Beta radiation takes the form of particles. Due to the smaller mass, it is able to travel further in air than an alpha particle, but can be stopped by a thick piece of plastic, a stack of paper, even clothing. It can penetrate a short distance into exposed skin, though, causing “beta burns“ which may require treatment. However, the main threat is from ingesting it, perhaps from crops growing in fallout areas.
Gamma and X-rays, unlike alpha or beta, are two types of radiation that do not consist of any particles at all, but instead, pure electromagnetic energy. Think of gamma rays as X-rays on steroids. Gamma radiation can travel much farther through air than alpha or beta particles (which have mass) and is responsible for the most ill effects on humans after a nuclear explosion. It can, however, be blocked by various materials. The thickness required for each material depends on the density; you’ll see various shielding options and thickness requirements described in our articles and videos on radiation sickness.
(Note: Examples of elements that are gamma ray emitters include iodine-131, cesium-137, cobalt-60, and radium-226.)
Lastly, Neutron radiation consists of high-speed particles with high penetrating power. Neutron particles travel further in air than other forms of radiation, but can be blocked by materials that contain hydrogen, such as water (H20) and concrete. When neutron particles are absorbed into a stable atom, they make it unstable and more likely to emit radiation. Therefore, it’s the only type discussed here that can turn other materials radioactive.
Although radiation is a major issue after a nuclear blast, it should be noted that most damage from such weapons are the result of massive amounts of the energy generated by shock and heat waves. The blast kills people close to ground zero, and causes major trauma much further away. Flying debris and falling buildings account for more casualties. The heat is so intense that almost everything close to ground zero is vaporized. At a distance, the extreme heat still causes severe burns and starts firestorms.

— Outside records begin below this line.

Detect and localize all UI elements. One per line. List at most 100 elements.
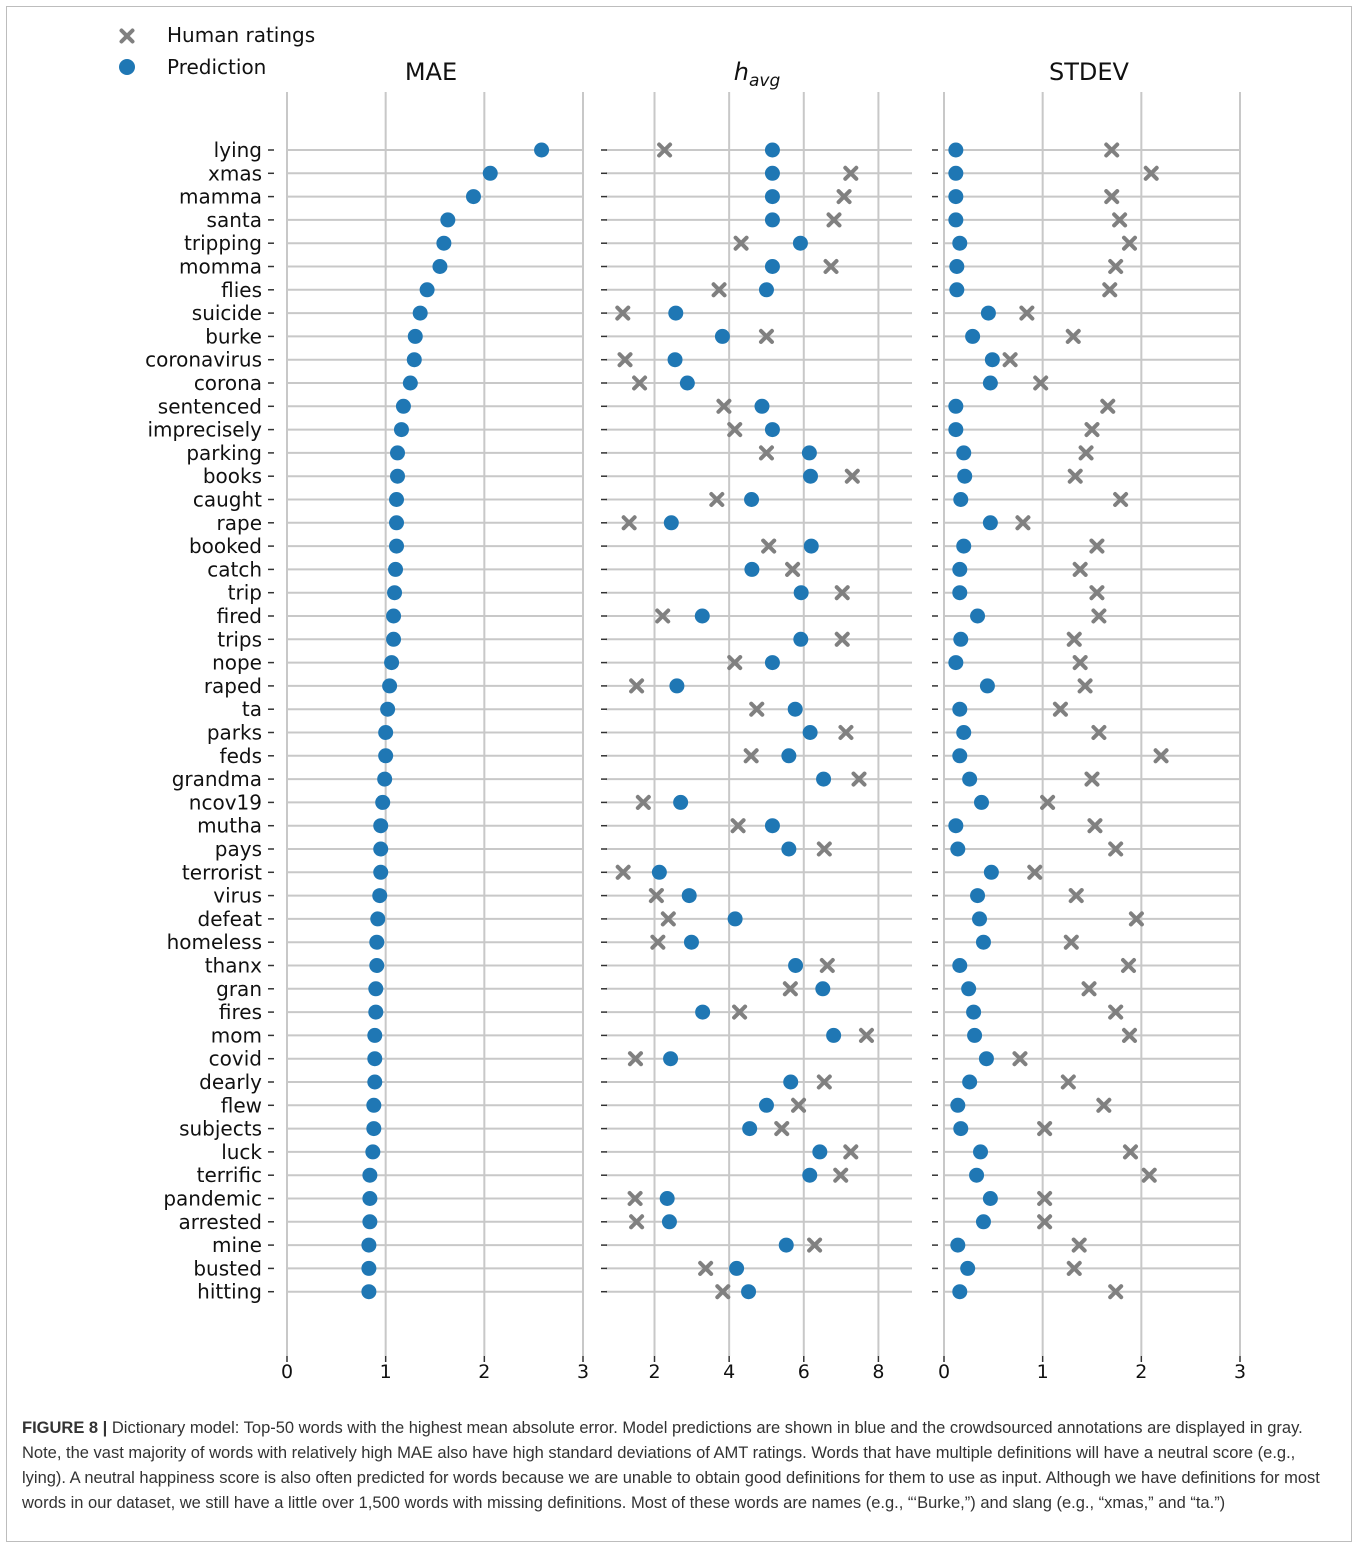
human-rating-marker xyxy=(1027,864,1043,880)
human-rating-marker xyxy=(716,398,732,414)
human-rating-marker xyxy=(1087,818,1103,834)
word-label: rape xyxy=(217,511,262,535)
human-rating-marker xyxy=(1063,934,1079,950)
prediction-marker xyxy=(361,1260,377,1276)
word-label: mutha xyxy=(197,814,262,838)
prediction-marker xyxy=(802,1167,818,1183)
legend-prediction-marker xyxy=(119,59,135,75)
human-rating-marker xyxy=(1068,888,1084,904)
word-label: parking xyxy=(186,441,262,465)
human-rating-marker xyxy=(1002,352,1018,368)
prediction-marker xyxy=(950,841,966,857)
word-label: luck xyxy=(221,1140,262,1164)
human-rating-marker xyxy=(1108,1284,1124,1300)
panel-title-stdev: STDEV xyxy=(1049,58,1130,86)
plot-area: 0 1 2 3 lyingxmasmammasantatrippingmommaflie… xyxy=(145,92,1246,1383)
human-rating-marker xyxy=(1153,748,1169,764)
prediction-marker xyxy=(373,841,389,857)
human-rating-marker xyxy=(1084,422,1100,438)
human-rating-marker xyxy=(1012,1051,1028,1067)
human-rating-marker xyxy=(785,561,801,577)
prediction-marker xyxy=(659,1191,675,1206)
prediction-marker xyxy=(764,142,780,158)
word-label: trip xyxy=(228,581,262,605)
prediction-marker xyxy=(389,492,405,507)
x-tick-label: 2 xyxy=(1135,1361,1147,1383)
human-rating-marker xyxy=(1104,142,1120,158)
word-label: pays xyxy=(215,837,262,861)
dot-plot-chart: Human ratings Prediction MAE havg STDEV … xyxy=(119,23,1246,1383)
prediction-marker xyxy=(695,1004,711,1020)
word-label: homeless xyxy=(167,930,262,954)
prediction-marker xyxy=(816,771,832,787)
prediction-marker xyxy=(969,1167,985,1183)
human-rating-marker xyxy=(629,678,645,694)
prediction-marker xyxy=(432,259,448,274)
prediction-marker xyxy=(948,422,964,438)
prediction-marker xyxy=(781,748,797,764)
prediction-marker xyxy=(482,165,498,181)
prediction-marker xyxy=(949,259,965,274)
prediction-marker xyxy=(378,725,394,740)
human-rating-marker xyxy=(819,958,835,973)
human-rating-marker xyxy=(843,165,859,181)
prediction-marker xyxy=(744,561,760,577)
human-rating-marker xyxy=(1102,282,1118,298)
prediction-marker xyxy=(949,282,965,298)
human-rating-marker xyxy=(629,1214,645,1230)
prediction-marker xyxy=(764,655,780,671)
x-tick-label: 3 xyxy=(1234,1361,1246,1383)
word-label: catch xyxy=(207,557,262,581)
prediction-marker xyxy=(787,701,803,717)
prediction-marker xyxy=(681,888,697,904)
word-label: feds xyxy=(220,744,262,768)
prediction-marker xyxy=(382,678,398,694)
prediction-marker xyxy=(667,352,683,368)
human-rating-marker xyxy=(709,492,725,507)
prediction-marker xyxy=(948,142,964,158)
human-rating-marker xyxy=(632,375,648,391)
x-tick-label: 0 xyxy=(938,1361,950,1383)
prediction-marker xyxy=(962,771,978,787)
human-rating-marker xyxy=(1019,305,1035,321)
human-rating-marker xyxy=(836,189,852,205)
prediction-marker xyxy=(778,1237,794,1253)
human-rating-marker xyxy=(660,911,676,927)
prediction-marker xyxy=(975,934,991,950)
human-rating-marker xyxy=(782,981,798,997)
word-label: flies xyxy=(221,278,262,302)
human-rating-marker xyxy=(823,259,839,274)
human-rating-marker xyxy=(617,352,633,368)
prediction-marker xyxy=(764,165,780,181)
prediction-marker xyxy=(663,515,679,531)
human-rating-marker xyxy=(807,1237,823,1253)
human-rating-marker xyxy=(650,934,666,950)
human-rating-marker xyxy=(833,1167,849,1183)
prediction-marker xyxy=(407,328,423,344)
prediction-marker xyxy=(758,282,774,298)
word-label: coronavirus xyxy=(145,348,262,372)
human-rating-marker xyxy=(1089,585,1105,601)
prediction-marker xyxy=(953,1121,969,1137)
prediction-marker xyxy=(970,608,986,624)
word-label: suicide xyxy=(192,301,262,325)
human-rating-marker xyxy=(1072,655,1088,671)
prediction-marker xyxy=(668,305,684,321)
prediction-marker xyxy=(683,934,699,950)
prediction-marker xyxy=(389,538,405,554)
word-label: nope xyxy=(212,651,262,675)
prediction-marker xyxy=(980,305,996,321)
human-rating-marker xyxy=(1084,771,1100,787)
human-rating-marker xyxy=(1091,725,1107,740)
prediction-marker xyxy=(764,259,780,274)
prediction-marker xyxy=(952,1284,968,1300)
prediction-marker xyxy=(368,1004,384,1020)
prediction-marker xyxy=(783,1074,799,1090)
human-rating-marker xyxy=(749,701,765,717)
word-label: burke xyxy=(205,324,262,348)
legend: Human ratings Prediction xyxy=(119,23,315,79)
prediction-marker xyxy=(962,1074,978,1090)
prediction-marker xyxy=(952,958,968,973)
prediction-marker xyxy=(377,771,393,787)
human-rating-marker xyxy=(655,608,671,624)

You might think that missile defense systems will protect us, and perhaps they would if someone targeted us with one huge 50 megaton bomb. Unfortunately, what will happen is that large cities will be hit with clusters of smaller bombs, but still 10 times larger than the bombs that hit Japan in 1945. We might be able to intercept one, maybe several, incoming missiles, but all of them? I’ll let you answer that question.